VERÌ ASSENTE. Alla seduta, a cui non era presente l’assessore regionale alla sanità Nicolettà Verì, che a quanto riportato dal capogruppo Pietro Quaresimale era impegnata in altra riunione, hanno partecipato fra gli altri come uditori il parlamentare pentastellato Fabio Berardini, i consiglieri regionali Quaresimale e Sandro Mariani, il rettore dell’Università aquilana Edoardo Alesse, il presidente della Provincia di Teramo Diego Di Bonaventura e i due direttori generali delle Asl di Teramo Maurizio Di Giosia e dell’Aquila Roberto Testa. E se Berardini ha dato disponibilità a farsi portavoce con il ministero di una richiesta di deroga supportata da relazioni e dati, Di Bonaventura ha rimarcato che forse la richiesta è tardiva, bisognava farla nel 2016 «quando potevamo chiedere tutto».
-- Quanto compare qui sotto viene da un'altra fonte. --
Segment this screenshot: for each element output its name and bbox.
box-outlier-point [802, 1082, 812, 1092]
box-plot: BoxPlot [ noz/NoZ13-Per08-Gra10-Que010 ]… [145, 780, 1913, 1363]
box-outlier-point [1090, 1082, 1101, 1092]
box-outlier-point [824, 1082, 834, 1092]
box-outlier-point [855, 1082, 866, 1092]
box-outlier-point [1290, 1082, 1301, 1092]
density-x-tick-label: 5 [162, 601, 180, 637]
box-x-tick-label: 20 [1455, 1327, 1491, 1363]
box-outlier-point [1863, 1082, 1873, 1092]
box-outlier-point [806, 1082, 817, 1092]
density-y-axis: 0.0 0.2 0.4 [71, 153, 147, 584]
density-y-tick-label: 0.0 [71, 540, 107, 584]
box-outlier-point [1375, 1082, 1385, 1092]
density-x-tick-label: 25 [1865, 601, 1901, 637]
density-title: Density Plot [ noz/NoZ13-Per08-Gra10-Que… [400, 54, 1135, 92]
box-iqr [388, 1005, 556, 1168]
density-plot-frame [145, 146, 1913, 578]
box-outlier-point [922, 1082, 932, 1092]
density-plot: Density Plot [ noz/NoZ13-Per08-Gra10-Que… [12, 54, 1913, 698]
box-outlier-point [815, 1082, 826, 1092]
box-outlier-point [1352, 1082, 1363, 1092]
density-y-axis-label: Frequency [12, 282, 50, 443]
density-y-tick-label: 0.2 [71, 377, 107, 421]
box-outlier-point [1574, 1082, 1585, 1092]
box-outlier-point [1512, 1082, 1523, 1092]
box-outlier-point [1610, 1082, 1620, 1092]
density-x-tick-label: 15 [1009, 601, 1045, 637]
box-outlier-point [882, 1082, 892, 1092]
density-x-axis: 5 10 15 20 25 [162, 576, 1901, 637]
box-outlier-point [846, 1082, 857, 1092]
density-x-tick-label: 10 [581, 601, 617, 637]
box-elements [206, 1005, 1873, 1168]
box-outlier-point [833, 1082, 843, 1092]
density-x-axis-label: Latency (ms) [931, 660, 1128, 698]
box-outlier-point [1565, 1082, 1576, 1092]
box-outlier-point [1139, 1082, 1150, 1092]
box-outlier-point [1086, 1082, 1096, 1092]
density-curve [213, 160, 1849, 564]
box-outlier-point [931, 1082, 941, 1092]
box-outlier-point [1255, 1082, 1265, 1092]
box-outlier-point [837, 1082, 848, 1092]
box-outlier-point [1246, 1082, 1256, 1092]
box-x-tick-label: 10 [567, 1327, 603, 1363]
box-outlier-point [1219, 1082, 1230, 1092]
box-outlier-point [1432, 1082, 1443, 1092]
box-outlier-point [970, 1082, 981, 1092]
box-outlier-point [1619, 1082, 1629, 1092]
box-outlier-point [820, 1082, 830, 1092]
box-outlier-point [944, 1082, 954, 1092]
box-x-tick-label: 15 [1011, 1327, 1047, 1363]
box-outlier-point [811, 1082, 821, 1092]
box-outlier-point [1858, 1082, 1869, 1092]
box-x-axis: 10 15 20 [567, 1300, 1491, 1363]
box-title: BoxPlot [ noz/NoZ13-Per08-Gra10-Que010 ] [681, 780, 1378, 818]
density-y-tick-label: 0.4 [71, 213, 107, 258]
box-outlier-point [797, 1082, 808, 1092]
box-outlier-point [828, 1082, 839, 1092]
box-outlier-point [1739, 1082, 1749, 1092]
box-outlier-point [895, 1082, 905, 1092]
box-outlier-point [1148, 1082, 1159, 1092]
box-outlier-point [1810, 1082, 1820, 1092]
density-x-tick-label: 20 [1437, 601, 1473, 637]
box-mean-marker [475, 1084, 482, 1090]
PARERI DIVERSI. Sfaccettati gli interventi dei consiglieri. Il presidente della commissione comunale sanità di Teramo, Vincenzo Cipolletti ha parlato della necessità di ospedali dotati di alta tecnologia e con adeguate dotazioni di personale, Giustino Masciocco, capogruppo Mdp all’Aquila ha sottolineato che il Gran Sasso non è un ostacolo visto che la collaborazione Teramo-L’Aquila già c’è. Giandonato Morra, capogruppo di centrodestra a Teramo, ha osservato che ora ci si deve rapportare con Regione e governo, per l’inizio di un percorso congiunto e importante perchè «l’area metropolitana Pescara-Chieti si sta costituendo e avrà una forza che andrà a comprimere le aree interne». Il capogruppo aquilano di Forza Italia Giorgio De Matteis ha sottolineato «il messaggio forte per salvare un sistema sanitario che rischia di collassare». E Americo Di Benedetto (consigliere regionale e comunale all’Aquila) invita a controllare i documenti approntati dalla Regione. Invito simile da Ilaria De Sanctis, consigliera teramana che invita a verificare il fatto che la giunta abbia deciso di non decidere: «si leggerebbe nel piano che si presenterà al governo che tutti e quattro gli ospedali dei capoluoghi possono ospitare per tre anni funzioni di secondo livello». Mauro Di Dalmazio, altro capogruppo di opposizione teramano ha invitato ad «azioni costanti. Questa battaglia può avere esito se la Regione la fa propria: solo così si potrà ottenere la deroga dal governo». «Dobbiamo pretendere che la Regione ci ascolti», ha aggiunto il capogruppo del Pd teramano Luca Pilotti, «e con lo Stato valuti che ci sono elementi diversi rispetto a quelli su cui si basa il decreto Lorenzin». Così il capogruppo Pd aquilano, Stefano Palumbo: «l’alleanza Chieti-Pescara è conseguenza naturale del dibattito in corso da tempo in quei territori. Per noi è diverso: dobbiamo rivendicare gli stessi diritti in maniera più strutturale». Il consiglio congiunto è rimasto convocato in seduta aperta.